In 2010, as the nation continued to recover from the recession, a dizzying 93 percent of the additional income created in the country that year, compared to 2009 $288 billion went to the top 1 percent of taxpayers, those with at least $352,000 in income. That delivered an average single-year pay increase of 11.6 percent to each of these households.
Still more astonishing was the extent to which the super rich got rich faster than the merely rich. In 2010, 37 percent of these additional earnings went to just the top 0.01 percent, a teaspoon-size collection of about 15,000 households with average incomes of $23.8 million. These fortunate few saw their incomes rise by 21.5 percent.
The bottom 99 percent received a microscopic $80 increase in pay per person in 2010, after adjusting for inflation. The top 1 percent, whose average income is $1,019,089, had an 11.6 percent increase in income.
More at http://www.nytimes.com/2012/03/26/opinion/the-rich-get-even-richer.html
Leftist Agitator
(2,759 posts)This state of affairs will not continue indefinitely...
longship
(40,416 posts)How can people keep voting these ass hats into office. What is it going to take turn this around?
I am more afraid this election cycle than I've ever been before in my nearly 64 years. The outcome in Nov could literally determine the planet's future.
What really worries me is the possibility that losses for the Dems in Nov could provide the Reps a chance to make such drastic changes that opposition would be a "Mug's game".
That's a scary thought.
Julian Englis
(2,309 posts)And every election for the next few generations
Kablooie
(18,612 posts)The only ones with money that is, so the only ones you'll hear about.
Vote either Democrat or Republican and you'll get someone that works for the 1%, not for you.
It's a monopoly and the trust busters are part of it.
snagglepuss
(12,704 posts)firehorse
(755 posts)IMO
tblue37
(65,227 posts)Since the end of absolute monarchies, we in the West acknowledge that power should not be inherited, although the relatively recent tendency for people to get elected because of their last name suggests that we are moving toward political dynasties.

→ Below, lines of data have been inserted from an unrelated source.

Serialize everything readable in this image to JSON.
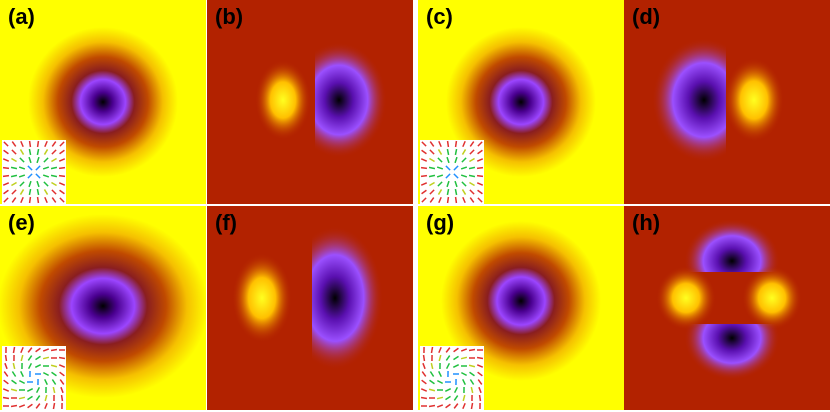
{
  "panels": [
    {
      "label": "(a)"
    },
    {
      "label": "(b)"
    },
    {
      "label": "(c)"
    },
    {
      "label": "(d)"
    },
    {
      "label": "(e)"
    },
    {
      "label": "(f)"
    },
    {
      "label": "(g)"
    },
    {
      "label": "(h)"
    }
  ]
}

However, money is power, so the ability of the super-wealthy to pass gigantic fortunes to their offspring is so close to the ability to transfer similar political power to their offspring that it is amazing so many people consider such generational transfers of power by way of enormous wealth to be so uncontroversial.
More reasonable tax policies would at least force the super-wealthy to pay their fare share to support a society that has benefited them so much, and it would also help to mitigate their ability to pass on power to subsequent generations, since such wealth creates dynasties with political as well as financial power.
I forget which DUer said it, but one of my favorite DU posts was the comment that no one should be so rich that he has nothing left to buy but the government.
ErikJ
(6,335 posts)HA. I tried to email the NYT article to myself, (to more easily email to friends/relatives) 3 times and it went into the spam folder! I found out they file any title with the words GET RICH FAST RICHER QUICK etc to the spam file!.
kenny blankenship
(15,689 posts)This will not stand. This aggression from Wall St. against Main St.
Line in the sand, Dude! Over this line, you do not...
Oh... wait.
Kablooie
(18,612 posts)Just the way it was always meant to be.